Having been a student of history before entering ministry, I have always found this conversation fascinating. The challenge is in communicating authority of a document without citing the document itself; if someone does not believe in God or the authority of the scriptures, citing scripture’s claims to authority is a circular argument that carries no weight with the skeptic. Fields is right in claiming this is a critical issue when he sums up “the situation.”1 I instead like to focus on standards of authority outside of scripture over time. History absolutely supports the existence of Christ, who in turn gives authority to the Old Testament through His use of it during His time one earth. More significantly, is the sheer volume of copies of scripture we have.

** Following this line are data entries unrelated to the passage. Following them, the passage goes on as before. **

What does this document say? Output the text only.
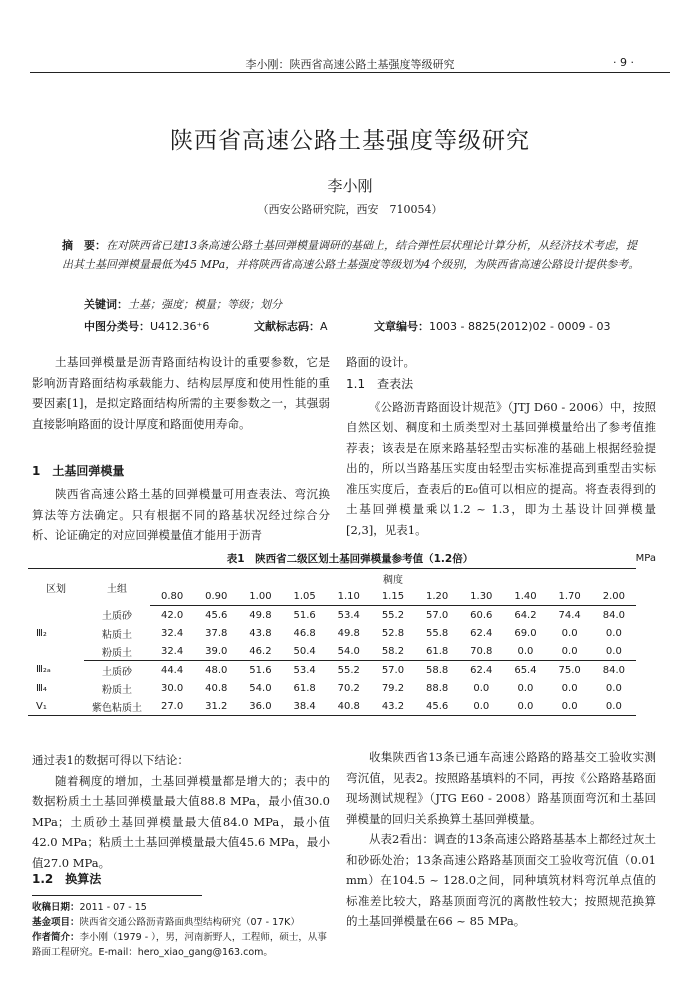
李小刚：陕西省高速公路土基强度等级研究	· 9 ·
陕西省高速公路土基强度等级研究
李小刚
（西安公路研究院，西安　710054）
摘　要：在对陕西省已建13条高速公路土基回弹模量调研的基础上，结合弹性层状理论计算分析，从经济技术考虑，提出其土基回弹模量最低为45 MPa，并将陕西省高速公路土基强度等级划为4个级别，为陕西省高速公路设计提供参考。
关键词：土基；强度；模量；等级；划分
中图分类号：U412.36⁺6	文献标志码：A	文章编号：1003 - 8825(2012)02 - 0009 - 03

土基回弹模量是沥青路面结构设计的重要参数，它是影响沥青路面结构承载能力、结构层厚度和使用性能的重要因素[1]，是拟定路面结构所需的主要参数之一，其强弱直接影响路面的设计厚度和路面使用寿命。

1　土基回弹模量

陕西省高速公路土基的回弹模量可用查表法、弯沉换算法等方法确定。只有根据不同的路基状况经过综合分析、论证确定的对应回弹模量值才能用于沥青

路面的设计。

《公路沥青路面设计规范》（JTJ D60 - 2006）中，按照自然区划、稠度和土质类型对土基回弹模量给出了参考值推荐表；该表是在原来路基轻型击实标准的基础上根据经验提出的，所以当路基压实度由轻型击实标准提高到重型击实标准压实度后，查表后的E₀值可以相应的提高。将查表得到的土基回弹模量乘以1.2 ~ 1.3，即为土基设计回弹模量[2,3]，见表1。

1.1　查表法
表1　陕西省二级区划土基回弹模量参考值（1.2倍）	MPa
区划	土组	稠度										
		0.80	0.90	1.00	1.05	1.10	1.15	1.20	1.30	1.40	1.70	2.00
Ⅲ₂	土质砂	42.0	45.6	49.8	51.6	53.4	55.2	57.0	60.6	64.2	74.4	84.0
	粘质土	32.4	37.8	43.8	46.8	49.8	52.8	55.8	62.4	69.0	0.0	0.0
	粉质土	32.4	39.0	46.2	50.4	54.0	58.2	61.8	70.8	0.0	0.0	0.0
Ⅲ₂ₐ	土质砂	44.4	48.0	51.6	53.4	55.2	57.0	58.8	62.4	65.4	75.0	84.0
Ⅲ₄	粉质土	30.0	40.8	54.0	61.8	70.2	79.2	88.8	0.0	0.0	0.0	0.0
Ⅴ₁	紫色粘质土	27.0	31.2	36.0	38.4	40.8	43.2	45.6	0.0	0.0	0.0	0.0
通过表1的数据可得以下结论：

随着稠度的增加，土基回弹模量都是增大的；表中的数据粉质土土基回弹模量最大值88.8 MPa，最小值30.0 MPa；土质砂土基回弹模量最大值84.0 MPa，最小值42.0 MPa；粘质土土基回弹模量最大值45.6 MPa，最小值27.0 MPa。

1.2　换算法

收集陕西省13条已通车高速公路路的路基交工验收实测弯沉值，见表2。按照路基填料的不同，再按《公路路基路面现场测试规程》（JTG E60 - 2008）路基顶面弯沉和土基回弹模量的回归关系换算土基回弹模量。

从表2看出：调查的13条高速公路路基基本上都经过灰土和砂砾处治；13条高速公路路基顶面交工验收弯沉值（0.01 mm）在104.5 ~ 128.0之间，同种填筑材料弯沉单点值的标准差比较大，路基顶面弯沉的离散性较大；按照规范换算的土基回弹模量在66 ~ 85 MPa。

收稿日期：2011 - 07 - 15
基金项目：陕西省交通公路沥青路面典型结构研究（07 - 17K）
作者简介：李小刚（1979 - ），男，河南新野人，工程师，硕士，从事路面工程研究。E-mail：hero_xiao_gang@163.com。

Historians consider what we hold today as representative and authoritative from Plato, yet there are only seven copies of his works, dated 1200 years after the originals, and vary significantly. We have eight copies of Herodotus’ works, 1300 years removed from the originals, which also vary significantly. Similar results are found in the works of Pliny, Suetonius, Euripides, and many others. Aristotle is an improvement with 49 copies of his works existing, but even they are removed by 1400 years.2 Even Shakespeare, removed from us by only a handful of centuries, has significant debate amongst historians about the accuracy of what we hold today and the question of whether or not they are what the performers recited in the Globe Theater under his direction.

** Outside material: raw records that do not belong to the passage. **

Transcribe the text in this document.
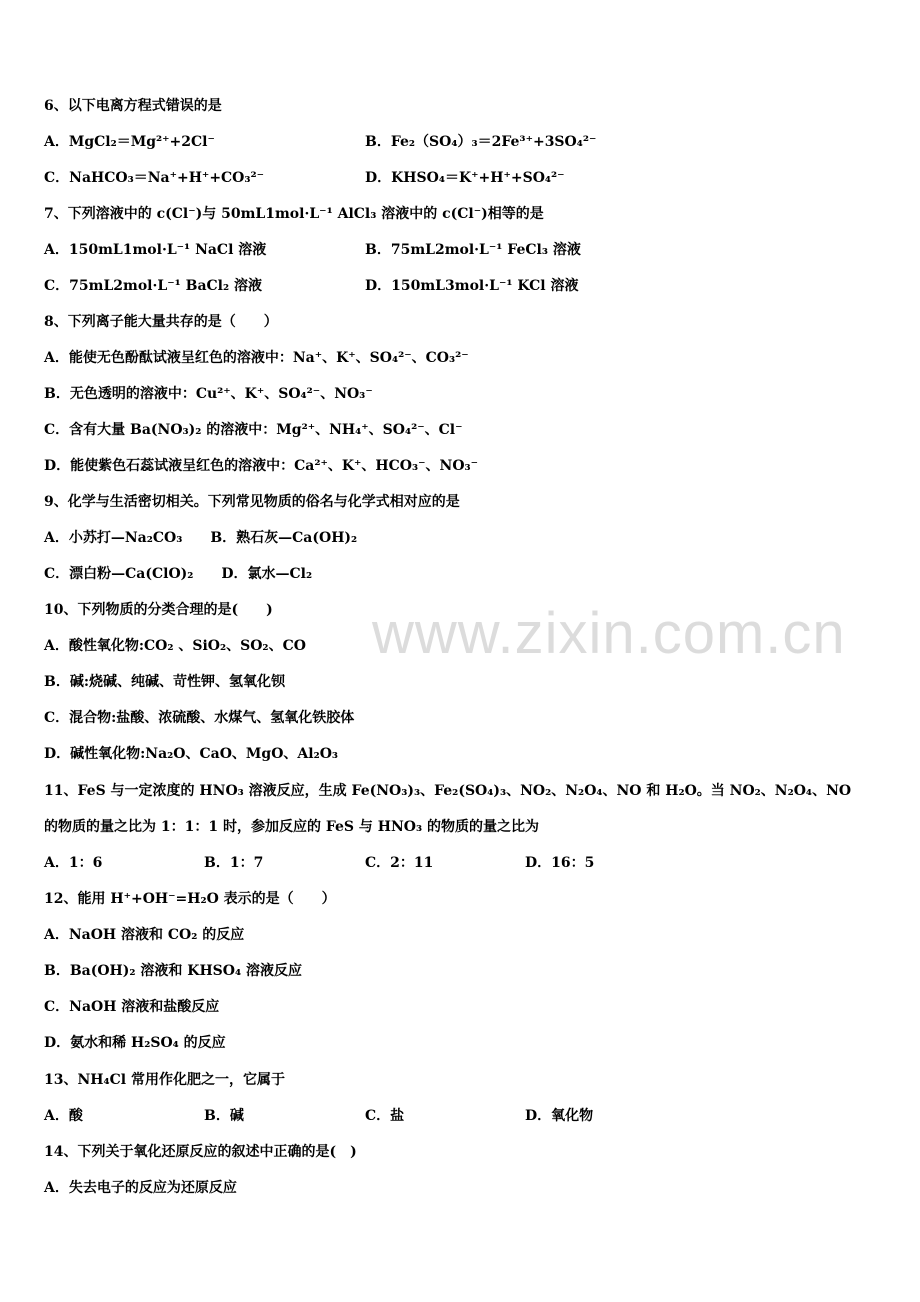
www.zixin.com.cn
6、以下电离方程式错误的是
7、下列溶液中的 c(Cl⁻)与 50mL1mol·L⁻¹ AlCl₃ 溶液中的 c(Cl⁻)相等的是
8、下列离子能大量共存的是（　　）
A．能使无色酚酞试液呈红色的溶液中：Na⁺、K⁺、SO₄²⁻、CO₃²⁻
B．无色透明的溶液中：Cu²⁺、K⁺、SO₄²⁻、NO₃⁻
C．含有大量 Ba(NO₃)₂ 的溶液中：Mg²⁺、NH₄⁺、SO₄²⁻、Cl⁻
D．能使紫色石蕊试液呈红色的溶液中：Ca²⁺、K⁺、HCO₃⁻、NO₃⁻
9、化学与生活密切相关。下列常见物质的俗名与化学式相对应的是
A．小苏打—Na₂CO₃　　B．熟石灰—Ca(OH)₂
C．漂白粉—Ca(ClO)₂　　D．氯水—Cl₂
10、下列物质的分类合理的是(　　)
A．酸性氧化物:CO₂ 、SiO₂、SO₂、CO
B．碱:烧碱、纯碱、苛性钾、氢氧化钡
C．混合物:盐酸、浓硫酸、水煤气、氢氧化铁胶体
D．碱性氧化物:Na₂O、CaO、MgO、Al₂O₃
11、FeS 与一定浓度的 HNO₃ 溶液反应，生成 Fe(NO₃)₃、Fe₂(SO₄)₃、NO₂、N₂O₄、NO 和 H₂O。当 NO₂、N₂O₄、NO
的物质的量之比为 1：1：1 时，参加反应的 FeS 与 HNO₃ 的物质的量之比为
12、能用 H⁺+OH⁻=H₂O 表示的是（　　）
A．NaOH 溶液和 CO₂ 的反应
B．Ba(OH)₂ 溶液和 KHSO₄ 溶液反应
C．NaOH 溶液和盐酸反应
D．氨水和稀 H₂SO₄ 的反应
13、NH₄Cl 常用作化肥之一，它属于
14、下列关于氧化还原反应的叙述中正确的是(　)
A．失去电子的反应为还原反应
A．MgCl₂＝Mg²⁺+2Cl⁻	B．Fe₂（SO₄）₃＝2Fe³⁺+3SO₄²⁻
C．NaHCO₃＝Na⁺+H⁺+CO₃²⁻	D．KHSO₄＝K⁺+H⁺+SO₄²⁻
A．150mL1mol·L⁻¹ NaCl 溶液	B．75mL2mol·L⁻¹ FeCl₃ 溶液
C．75mL2mol·L⁻¹ BaCl₂ 溶液	D．150mL3mol·L⁻¹ KCl 溶液
A．1：6	B．1：7	C．2：11	D．16：5
A．酸	B．碱	C．盐	D．氧化物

And yet, we have thousands and thousands of the Old and New Testament. We have copies within a few lifetimes of the originals. With the discovery of the Dead Sea Scrolls, we have copies of Old Testament works with prophecies about Christ that are positively dated before Christ’s time on earth. Fields points out that the Old Testament copies line up 90% of the time, with only a fraction of a percentage of the difference being words that are not grammar/spelling related. The New Testament copies, thousands of them, line up 99.5% of the time. Other religions have to revise their works or come up with complicated explanations and rationales as modern historical discoveries contradict what is recorded in their scriptures. The Bible, however, is primarily a work of history, poetry and prophesy. In the past there have been critics of its accuracy, questioning some of the historical claims in the scriptures that had not yet been substantiated – yet over time, as we continue to make new historical discoveries, find cities previously unknown, etc., they only serve to confirm scripture, not contradict it. As time goes on, the authority of the documents are only strengthened, not weakened like other religious documents.

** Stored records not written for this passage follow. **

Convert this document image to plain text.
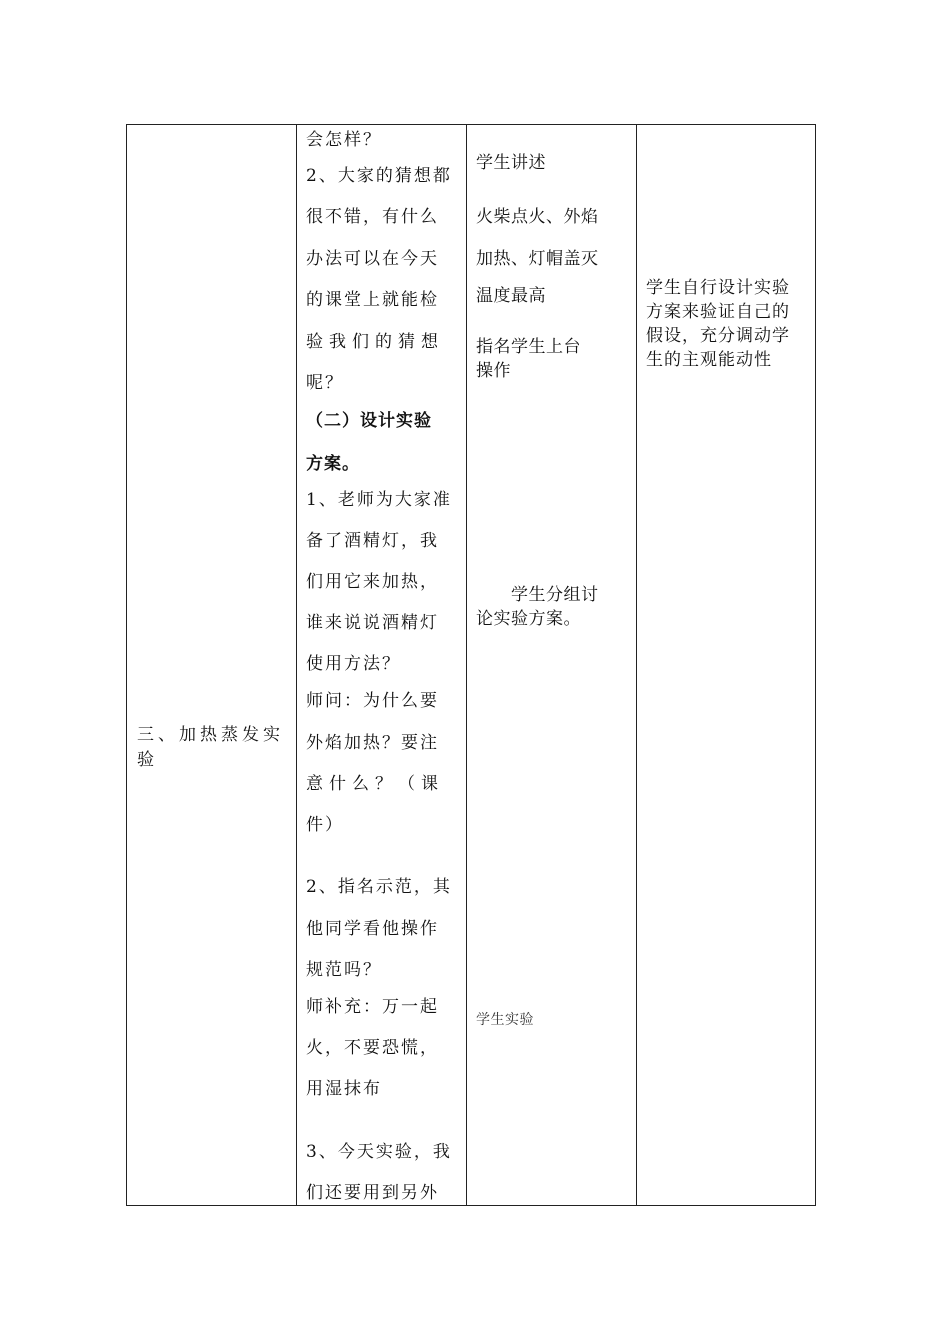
三、加热蒸发实
验
会怎样？
2、大家的猜想都
很不错，有什么
办法可以在今天
的课堂上就能检
验我们的猜想
呢？
（二）设计实验
方案。
1、老师为大家准
备了酒精灯，我
们用它来加热，
谁来说说酒精灯
使用方法？
师问：为什么要
外焰加热？要注
意什么？（课
件）
2、指名示范，其
他同学看他操作
规范吗？
师补充：万一起
火，不要恐慌，
用湿抹布
3、今天实验，我
们还要用到另外
学生讲述
火柴点火、外焰
加热、灯帽盖灭
温度最高
指名学生上台
操作
学生分组讨
论实验方案。
学生实验
学生自行设计实验
方案来验证自己的
假设，充分调动学
生的主观能动性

For me, the only explanation for the sheer volume of copies of scripture, preserved so well over history – unlike any other major writer or religion – points to a supernatural intervention that can only be explained by God. The scriptures have authority based on secular man’s historical standards. Because of that authority, scriptures claims regarding God carries a weight that no other religious writing does.
1. Lee M. Fields, Hebrew for the Rest of Us: Using Hebrew Tools Without Mastering Biblical Hebrew (Grand Rapids, MI: Zondervan, 2008), 44.
2. Nicky Gumbel, The Alpha Course Manual (Colorado Springs, CO: Alpha, 1995).